The Byrds – “Lady Friend”

“Lady Friend,” a non-album single issued between 1967’s Younger Than Yesterday and 1968’s The Notorious Byrd Brothers, is the only Byrds A-side written entirely by Crosby. The song, which was subsequently recorded by Flamin’ Groovies and the Posies, only made it as far as No. 89 on the Billboard Hot 100, but its vibrant harmonies and pounding rhythms made it something of a proto-power pop tune.

 

David Crosby – “Cowboy Movie”

One of Crosby’s more ephemeral supergroups was David & the Dorks, which he performed in the Matrix nightclub in San Francisco in 1970 alongside Jerry Garcia, Phil Lesh, and Mickey Hart of the Grateful Dead. On the eight-minute “Cowboy Movie” from If I Could Only Remember My Name, which has lyrics that depict the members of CSNY as characters in a western, all three supported Crosby.

 

Crosby, Stills & Nash – “Guinnevere”

Crosby later recalled thinking, “I’m taking ‘Guinnevere’ and my weird tunings with me.'” Written in the open tuning EBDGAD, “Guinnevere” was Crosby’s first song to feature an unconventional guitar tuning. Crosby was fired by the Byrds during the recording of 1968’s The Notorious Byrd Brothers, and while some of his songs ended up on the record, Crosby later recalled thinking, “I’m taking Crosby sang “Triad,” a classic rock hymn by Jefferson Airplane, on CSNY’s 4 Way Street. This song was another dud for the Notorious Byrd Brothers.

 

Crosby, Stills, Nash & Young – “Almost Cut My Hair”

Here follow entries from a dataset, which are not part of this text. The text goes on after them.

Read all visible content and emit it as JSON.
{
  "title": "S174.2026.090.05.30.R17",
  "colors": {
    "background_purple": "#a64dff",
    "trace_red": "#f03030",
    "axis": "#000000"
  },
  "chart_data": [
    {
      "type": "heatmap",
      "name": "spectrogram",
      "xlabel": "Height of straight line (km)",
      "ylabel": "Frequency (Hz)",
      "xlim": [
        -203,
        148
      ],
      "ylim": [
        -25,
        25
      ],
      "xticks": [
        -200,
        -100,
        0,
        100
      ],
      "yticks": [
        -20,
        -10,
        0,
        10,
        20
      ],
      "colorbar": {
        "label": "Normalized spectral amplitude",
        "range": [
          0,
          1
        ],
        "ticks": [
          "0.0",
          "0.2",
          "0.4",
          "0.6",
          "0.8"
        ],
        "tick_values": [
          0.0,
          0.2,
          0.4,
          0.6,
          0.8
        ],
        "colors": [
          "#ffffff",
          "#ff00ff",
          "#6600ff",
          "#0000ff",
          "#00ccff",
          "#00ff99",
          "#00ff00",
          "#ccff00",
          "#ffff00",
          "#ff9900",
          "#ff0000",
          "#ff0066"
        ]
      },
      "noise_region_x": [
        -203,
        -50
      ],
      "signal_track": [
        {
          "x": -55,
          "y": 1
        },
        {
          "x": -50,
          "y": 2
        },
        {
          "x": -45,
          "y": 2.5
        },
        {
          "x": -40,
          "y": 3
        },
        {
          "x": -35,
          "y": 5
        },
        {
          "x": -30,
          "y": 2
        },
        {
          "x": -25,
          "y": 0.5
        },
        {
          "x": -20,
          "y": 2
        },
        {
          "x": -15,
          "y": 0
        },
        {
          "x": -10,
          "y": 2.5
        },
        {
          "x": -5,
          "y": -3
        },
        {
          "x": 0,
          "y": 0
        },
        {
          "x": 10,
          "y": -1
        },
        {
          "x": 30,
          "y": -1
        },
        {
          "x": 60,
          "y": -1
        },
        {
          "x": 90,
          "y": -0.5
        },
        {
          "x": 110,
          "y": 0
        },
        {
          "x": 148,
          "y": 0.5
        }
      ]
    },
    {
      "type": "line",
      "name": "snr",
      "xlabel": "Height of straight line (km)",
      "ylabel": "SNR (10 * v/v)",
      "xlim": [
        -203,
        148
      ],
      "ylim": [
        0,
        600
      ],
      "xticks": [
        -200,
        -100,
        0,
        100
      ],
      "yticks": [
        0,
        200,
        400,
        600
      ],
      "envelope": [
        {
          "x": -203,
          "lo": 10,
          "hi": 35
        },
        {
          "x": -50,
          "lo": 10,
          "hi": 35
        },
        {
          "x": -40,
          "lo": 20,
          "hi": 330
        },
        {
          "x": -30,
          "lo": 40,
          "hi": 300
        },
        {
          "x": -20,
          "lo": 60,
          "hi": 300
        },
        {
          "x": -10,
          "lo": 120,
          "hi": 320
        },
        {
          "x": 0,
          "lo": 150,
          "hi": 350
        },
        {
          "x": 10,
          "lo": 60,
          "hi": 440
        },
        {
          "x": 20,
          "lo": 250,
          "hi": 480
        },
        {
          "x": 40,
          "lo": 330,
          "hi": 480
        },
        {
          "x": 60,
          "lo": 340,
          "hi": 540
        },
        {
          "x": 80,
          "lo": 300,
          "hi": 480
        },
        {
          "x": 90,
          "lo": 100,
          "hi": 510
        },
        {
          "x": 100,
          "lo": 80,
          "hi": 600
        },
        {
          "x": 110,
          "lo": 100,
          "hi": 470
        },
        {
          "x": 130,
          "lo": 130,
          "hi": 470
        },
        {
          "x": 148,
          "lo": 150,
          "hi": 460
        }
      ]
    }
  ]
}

During the first several years of the Byrds’ existence, Crosby and the other band members went from being short-haired folkies to long-haired hippies. It remained Crosby’s signature song for decades, long after his long, flowing hair stopped isolating him from polite society, and a killer guitar duel from Stills and Young marks it as a key CSNY track. “I wonder why I feel like letting my freak flag fly / Yes, I feel like I owe it to someone,” Crosby sang in one of the era’s defining anthems.